Country: Brazil
Group: Kaingang
Date Finalized: 3/27/2020
Team: Giselle Chavez (lead), Leilani Alva, Johanna McCombs
Content Warning: violence, death, slavery, torture
Approximate Time Period: 1700-present
Beginning in the 1700s, the Kaingang of Brazil came in contact with advancing European colonists, leading to regular violent conflicts between them. In the 1800’s, colonization attempts became more forceful and the indigenous population had already been reduced significantly because of various epidemic diseases while living under Jesuit command (Tommasino & Fernandes, 2018). The Kaingang were forced to move out of their lands in order to escape Portuguese slave raids, and in the 1800’s settlers were allowed to enslave any Kaingang they captured despite it being illegal (Kaingáng, n.d.). There are reports of a European military leader “exterminating” a group of 200 Kaingang members, where the survivors had to move tribes, but there are no specific numbers (Tommasino & Fernandes, 2018). There are also a number of reports of bugreiros, or “savage-hunters”, in southern Brazil killing large numbers of Kaingang in the 1800’s during forcible removal from the area (Rinke 2018, Hemming 1978). More recently, researchers have noted that the Kaingang community has been tortured through imprisonment in unsanitary and unhumanitarian facilities (Demeterio et al., 2019).
Sources
- Demetrio, André, Kozicki, & Katya. (2019). Transitional Injustice For Indigenous Peoples From Brazil. Revista Direito e Práxis 10:1, 129-169
- Hemming, John 1978. Red Gold: The Conquest of the Brazilian Indians. London: Macmillan.

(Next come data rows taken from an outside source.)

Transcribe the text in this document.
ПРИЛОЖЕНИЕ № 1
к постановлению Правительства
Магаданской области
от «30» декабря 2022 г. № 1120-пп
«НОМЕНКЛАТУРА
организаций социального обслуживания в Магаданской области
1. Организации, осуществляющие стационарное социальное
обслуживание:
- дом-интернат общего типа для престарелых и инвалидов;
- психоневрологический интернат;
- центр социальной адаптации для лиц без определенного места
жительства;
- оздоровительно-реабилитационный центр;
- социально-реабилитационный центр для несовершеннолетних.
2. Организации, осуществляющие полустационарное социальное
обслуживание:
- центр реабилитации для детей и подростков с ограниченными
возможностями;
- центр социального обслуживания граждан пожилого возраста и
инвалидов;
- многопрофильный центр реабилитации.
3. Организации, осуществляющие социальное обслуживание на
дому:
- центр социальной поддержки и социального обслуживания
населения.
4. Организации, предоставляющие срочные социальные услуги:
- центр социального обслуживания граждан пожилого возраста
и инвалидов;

- Kaingáng. (n.d.). Retrieved February 23, 2020, from https://www.everyculture.com/South-America/Kaing-ng.html
- Tommasino, K., Fernandes, R.C. (2018). Kaingang—Indigenous Peoples in Brazil. (n.d.). Retrieved February 23, 2020, from https://pib.socioambiental.org/en/Povo:Kaingang
- Rinke, S. (2018). ‘No alternative to extermination’: Germans and their ‘savages’ in southern Brazil at the turn of the nineteenth century. In Savage worlds. Manchester University Press.